髪のセットに物凄く時間をかけているだろうとエリは思った。思いながら無視を決め込んだ。
「ねえねえ、誰か待ってるの?それまでうちの店に来ない?」
男はエリの横をぴったりとくっついて離れない。
「君、かわいいねえ。名前なんていうの?誰待ってるの?」
ホストの客引きとナンパはとてもよく似ていると思う。
エリはホストクラブに行った事はないけれど女がハマってしまうのも分からなくもない。
それに自分も同じような事をしていたし駆け引き等もきっとあるのもわかっている。
自分が男と酒を飲み、会話を交わす為に金を遣う事は、きっと一生ないだろう。
だけどそうしないと相手にされない女もいるのだ。つくづくかわいそうだと思う。
「ねえってば」
男が呼んだのとみくが現れたのが同時だった。
「エリちゃん!」
エリの前に現れたみくは少しだけ痩せていたように見えた。ジャケットは前が開いてて、その下には相変わらず豊満な胸を強調するようなトップスを着ている。そしてデニムにブーツを合わせている。
みくの化粧は相変わらず濃いなあ、とエリはまじまじと見た。
みくが目を伏せている時のアイラインの完璧さとまつ毛の長さを見るのがエリは密かに好きだった事を思い出した。

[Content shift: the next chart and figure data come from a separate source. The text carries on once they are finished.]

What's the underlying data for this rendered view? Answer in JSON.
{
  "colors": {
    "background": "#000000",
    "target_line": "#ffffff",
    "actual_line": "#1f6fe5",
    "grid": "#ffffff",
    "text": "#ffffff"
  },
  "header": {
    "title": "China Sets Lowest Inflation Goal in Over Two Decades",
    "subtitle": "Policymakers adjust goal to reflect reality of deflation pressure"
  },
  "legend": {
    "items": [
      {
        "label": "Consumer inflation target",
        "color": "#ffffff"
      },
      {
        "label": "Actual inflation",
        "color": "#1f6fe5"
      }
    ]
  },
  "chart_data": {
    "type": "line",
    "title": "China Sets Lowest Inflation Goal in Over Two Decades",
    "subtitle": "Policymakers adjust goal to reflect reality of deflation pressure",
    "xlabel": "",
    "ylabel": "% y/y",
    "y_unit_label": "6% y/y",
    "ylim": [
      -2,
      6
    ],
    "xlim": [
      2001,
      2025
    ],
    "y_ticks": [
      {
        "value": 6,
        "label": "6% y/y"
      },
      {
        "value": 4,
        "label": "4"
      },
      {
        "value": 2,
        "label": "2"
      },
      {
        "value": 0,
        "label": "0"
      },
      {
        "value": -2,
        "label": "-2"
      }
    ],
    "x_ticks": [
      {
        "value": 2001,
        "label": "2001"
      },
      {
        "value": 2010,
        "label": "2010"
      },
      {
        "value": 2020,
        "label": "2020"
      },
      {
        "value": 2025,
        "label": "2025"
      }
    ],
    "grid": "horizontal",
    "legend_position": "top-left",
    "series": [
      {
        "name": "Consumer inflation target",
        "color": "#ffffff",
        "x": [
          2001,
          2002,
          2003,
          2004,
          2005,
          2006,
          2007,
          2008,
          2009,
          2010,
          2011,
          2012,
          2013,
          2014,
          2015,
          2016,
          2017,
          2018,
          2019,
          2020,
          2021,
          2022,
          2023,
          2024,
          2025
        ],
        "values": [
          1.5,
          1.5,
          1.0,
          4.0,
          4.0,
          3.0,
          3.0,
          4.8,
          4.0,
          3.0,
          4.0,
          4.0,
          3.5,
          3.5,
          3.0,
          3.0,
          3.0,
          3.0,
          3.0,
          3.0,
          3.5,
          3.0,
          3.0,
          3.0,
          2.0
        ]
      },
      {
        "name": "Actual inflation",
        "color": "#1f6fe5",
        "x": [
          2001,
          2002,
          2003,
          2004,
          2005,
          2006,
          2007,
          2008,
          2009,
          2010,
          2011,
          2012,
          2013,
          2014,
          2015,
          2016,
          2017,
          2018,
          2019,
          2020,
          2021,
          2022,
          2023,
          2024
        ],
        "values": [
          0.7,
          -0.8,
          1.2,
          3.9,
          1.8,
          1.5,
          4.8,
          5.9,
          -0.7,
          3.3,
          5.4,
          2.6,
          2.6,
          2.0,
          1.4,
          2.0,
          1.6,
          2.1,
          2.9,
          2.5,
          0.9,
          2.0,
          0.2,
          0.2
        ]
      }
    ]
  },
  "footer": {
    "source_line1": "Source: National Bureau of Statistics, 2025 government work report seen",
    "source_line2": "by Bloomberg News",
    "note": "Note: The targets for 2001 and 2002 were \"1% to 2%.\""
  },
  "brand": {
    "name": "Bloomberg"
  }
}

時間って少しずつ何かを忘れさせて、少しずつ何かを思い出させるなあ。
エリは久々に逢ったみくをじっと見つめながら思った。
みくは笑いながらエリに近付き、それから横にいたホストをチラリと見た。
「何、知り合い?」
みくが聞くのでエリは
「ううん、知らない」
そう言い、みくと歩き出した。
ホストが小さく舌打ちしたのを聞き逃さなかったがそれに対して何か言うつもりはもともと持ち合わせてない。
「どこ行く?飲み屋でええよね」
みくは昔と少しも変わらない大阪弁ではつらつと聞いた。
エリは頷き、2人は大衆居酒屋に向かった。
「みくちゃん、この辺のお店で働いてるの?」
エリが聞くとみくは「うん」と答えた。
「この辺、歩いてたら店の人に逢うかな~って最初はドキドキしてたんやけどね。案外逢わんもんやね」
ガハハ、と下品に笑う。
「それにあたしにはこの街以外ないわ」
歌舞伎町は何て汚いんだろう。
こんな時間になっても眠らせてくれない街。
いろんな業種や国の人間がたくさん集っている街。
それでもここしかない、そう言い切るみくの潔さにエリは何も言えなかった。
「エリちゃんは?まだ頑張ってるん」
みくが聞くとエリは
「うん、最近サボりがちかな」
「え~どうしてなん?あ、学校忙しいとか」
「ううん。そんなんじゃないんだけどね」
みくが何か言おうとして
「あ、ここにしようや」
前に1度来た事のある居酒屋を見つけた。
「今日は久々やもんね、たくさん飲もうや」
みくが笑って、エリもつられて力なく笑った。